During the Emerging Church conversation a few years ago, there was a lot of talk about mystery. What can we know? How can we know it? Should mystery be embraced?

When it comes to God, the Bible seems to simultaneously encourage and dispel mystery. The Bible is God’s revelation to humanity, and in it, he discloses himself. And yet, the Bible often reminds us of what we can’t know about God.

  • The Apostle Paul tells us that God dwells in unapproachable light (1 Timothy 6:16).
  • Many passages in Scripture portray God as distant, removed, altogether holy and distinct from us.
  • The Psalmists praise his glory and greatness, saying that no one can fathom just how awesome he is (Ps. 145:3).
  • His knowledge is too wonderful for us.
  • His thoughts are so high and lofty that we cannot think them after him (Psalm 139:6).
  • His ways are beyond finding out (Romans 11:33).

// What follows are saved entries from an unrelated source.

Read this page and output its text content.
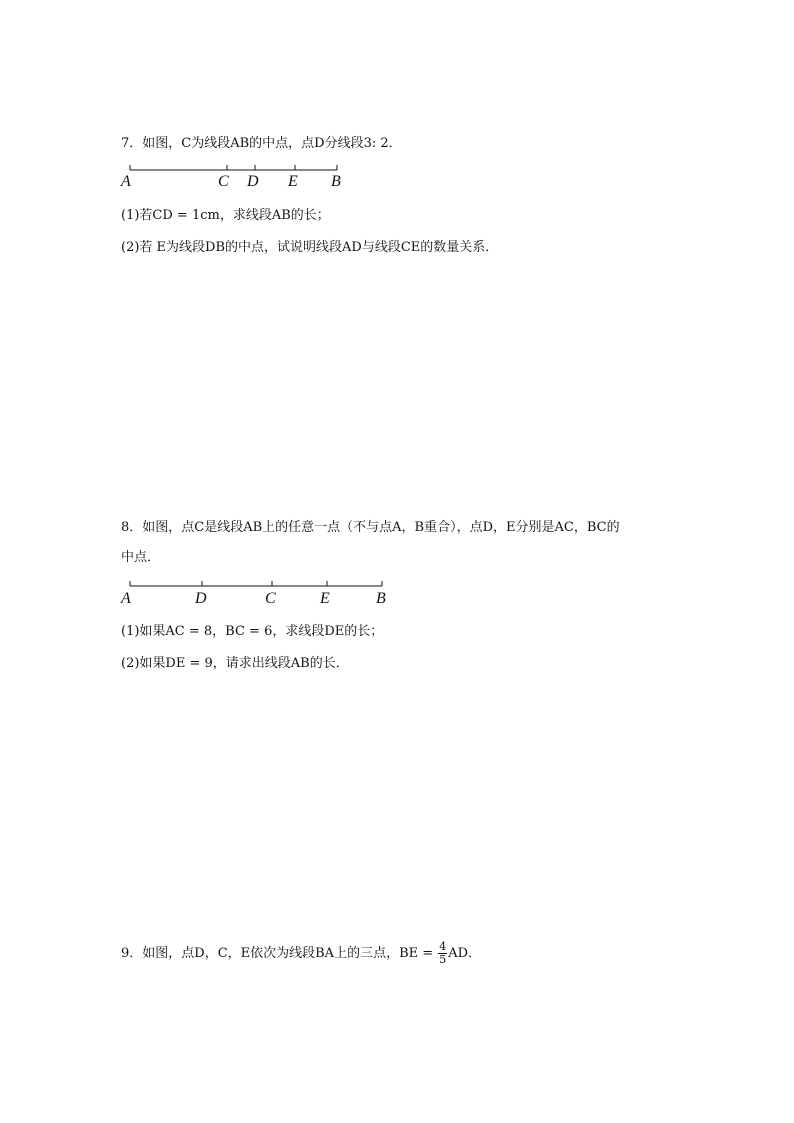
7．如图，C为线段AB的中点，点D分线段3: 2．
A	C D E B
(1)若CD = 1cm，求线段AB的长；
(2)若 E为线段DB的中点，试说明线段AD与线段CE的数量关系．
8．如图，点C是线段AB上的任意一点（不与点A，B重合），点D，E分别是AC，BC的
中点．
A	D	C	E	B
(1)如果AC = 8，BC = 6，求线段DE的长；
(2)如果DE = 9，请求出线段AB的长．
9．如图，点D，C，E依次为线段BA上的三点，BE = $\frac{4}{5}$ AD．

Verses like these clue us in on the fact that God is not like us. We were made in his image, yet we seek constantly to make him into ours. Coming to grips with the magnificence of God reminds us that we cannot fully comprehend him. If we could completely wrap our minds around God, then we might as well trade places with him. We would become God, and he would become a creation of our own imagination.

Seeking to understand God always leads us to a place of mystery.

Mysteries intrigue us. Many novels, short stories, television shows, and movies utilize the compelling genre of mystery, in which more and more truth is revealed as the story progresses. In the Scriptures, the truth of God’s nature is also revealed progressively, culminating in the person and work of Jesus Christ.

But even world-class theologians who have become experts on studying the nature of God will admit that the more they learn about God, the more they realize how much is left to learn. The more we know about the infinite God, the more we see the finiteness of humanity.

Finite Before the Infinite

But this is a good place to be. It’s a big thing to know you’re small. Being aware of our smallness both frightens and comforts us. Our fear of the infinite, holy God drives us to our knees – just as it did Isaiah. Yet in this posture of worship, we sense comfort. Deep down in our bones, we know we were made to worship. We were created to stand as finite creatures before an infinite God. Once our sin is exposed, we are driven to our knees in repentance before a mighty God whose perfect attributes have no end.

Fyodor Dostoevsky wrote:

“The whole law of human existence lies in this: that man be able to bow down before the infinitely great.”

C.S. Lewis said our talk about God is like staring at the sun. We cannot fully take in the sun’s brilliance, but its radiance enables us to see everything else.

God’s essence remains, in part, a mystery. If we are to embrace God, we must embrace this mystery. We must bow before the infinite with the firm realization that his ways are past finding out. We must put our hand over our mouth and recognize the unchanging holiness of the Holiest One. And to think that the Infinite God put on humanity and dwelt among us…

Well, now my small heart pounds with gratitude for the great love of a big God.